Mopain, resident Frenchie, quickly refused. But I'm an American sap, a pushover! And so, after asking what my responsibilities would actually be, then commenting on my major lack of time in general just to make it clear that I really can't dedicate my life to mailbox installation and the noisy students on the 5th floor, I accepted, like the idiot I am.
Two humid hours were dedicated to voting on water shut-off valves, the illegal Polish renters on the 2nd floor, and whether or not a tapis (rug), should be installed on the stairwell:
Monsieur F - Monsieurs and Madames, with all due respect, I'm going to vote no. I've already spent 25,000 Euros on the building construction. The tapis will have to wait until next year.

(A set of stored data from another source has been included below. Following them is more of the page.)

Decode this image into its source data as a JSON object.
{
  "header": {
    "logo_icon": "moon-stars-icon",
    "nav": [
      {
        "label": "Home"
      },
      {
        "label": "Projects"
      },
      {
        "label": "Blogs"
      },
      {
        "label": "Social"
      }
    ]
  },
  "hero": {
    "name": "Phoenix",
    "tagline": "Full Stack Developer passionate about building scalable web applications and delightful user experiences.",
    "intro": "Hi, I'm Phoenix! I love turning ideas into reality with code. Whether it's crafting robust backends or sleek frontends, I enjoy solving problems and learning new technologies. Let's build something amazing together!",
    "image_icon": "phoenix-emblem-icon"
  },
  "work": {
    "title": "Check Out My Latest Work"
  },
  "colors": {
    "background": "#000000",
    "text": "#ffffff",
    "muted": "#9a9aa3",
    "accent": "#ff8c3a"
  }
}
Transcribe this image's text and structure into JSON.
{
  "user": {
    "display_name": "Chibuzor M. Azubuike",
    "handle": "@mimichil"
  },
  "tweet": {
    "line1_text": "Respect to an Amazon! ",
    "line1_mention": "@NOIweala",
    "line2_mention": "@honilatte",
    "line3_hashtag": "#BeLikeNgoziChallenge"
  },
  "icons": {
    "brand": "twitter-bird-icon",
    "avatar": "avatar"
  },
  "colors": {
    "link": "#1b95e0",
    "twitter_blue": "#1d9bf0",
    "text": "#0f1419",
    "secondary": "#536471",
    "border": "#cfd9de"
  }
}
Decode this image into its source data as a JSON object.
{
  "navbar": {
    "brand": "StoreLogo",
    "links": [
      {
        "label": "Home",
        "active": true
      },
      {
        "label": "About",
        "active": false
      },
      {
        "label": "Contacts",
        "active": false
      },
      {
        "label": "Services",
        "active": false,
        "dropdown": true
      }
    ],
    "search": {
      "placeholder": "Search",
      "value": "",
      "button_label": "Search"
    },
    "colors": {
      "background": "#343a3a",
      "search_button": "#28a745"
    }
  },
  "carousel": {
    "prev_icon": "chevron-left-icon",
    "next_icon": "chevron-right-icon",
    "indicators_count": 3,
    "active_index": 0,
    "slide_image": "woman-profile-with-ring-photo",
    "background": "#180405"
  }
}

Madame J - But Monsieur F, you must understand that we actually live in the building, and it is certainly not a luxury to have a tapis up the stairs. We have already sanded and polished the wood, it would be such a shame to let it age again without the protection of a tapis!
Monsieur F - Oui, Madame J, I understand completely. But this year, it's no. Perhaps next year we can revisit the idea.
Madame J - Monsieur F, of course I understand the financial implications for you, but if only your lovely locataires (renters) made less noise going up and down the stairs at 4am, we wouldn't need a tapis!
...and on and on it went, until finally, Madame J gave up, knowing very well that Monsieur and Madame F would win the war in the end, purely on voting power. It was brutal; a game of wits and back-handed French jousting - on the surface, polite, but with a strong undercurrent of go screw yourself and your tapis too.
Mopain and I watched attentively, observing who would be our allies at the next conseil, and thinking about how to plot a strategic attack against Monsieur and Madame F if future voting required it.
We peeled ourselves off of the dated chairs, relieved by the prospect of a breeze outside the syndic doors. After the required rounds of hand shakes and au revoirs, the conseil was fini, and we could go back to our arrondissement on the gritty east side, and walk up our tapis-less stairwell, past the illegal Polish renters and the potentially dead neighbor with a water leak, to our nouveau chez nous.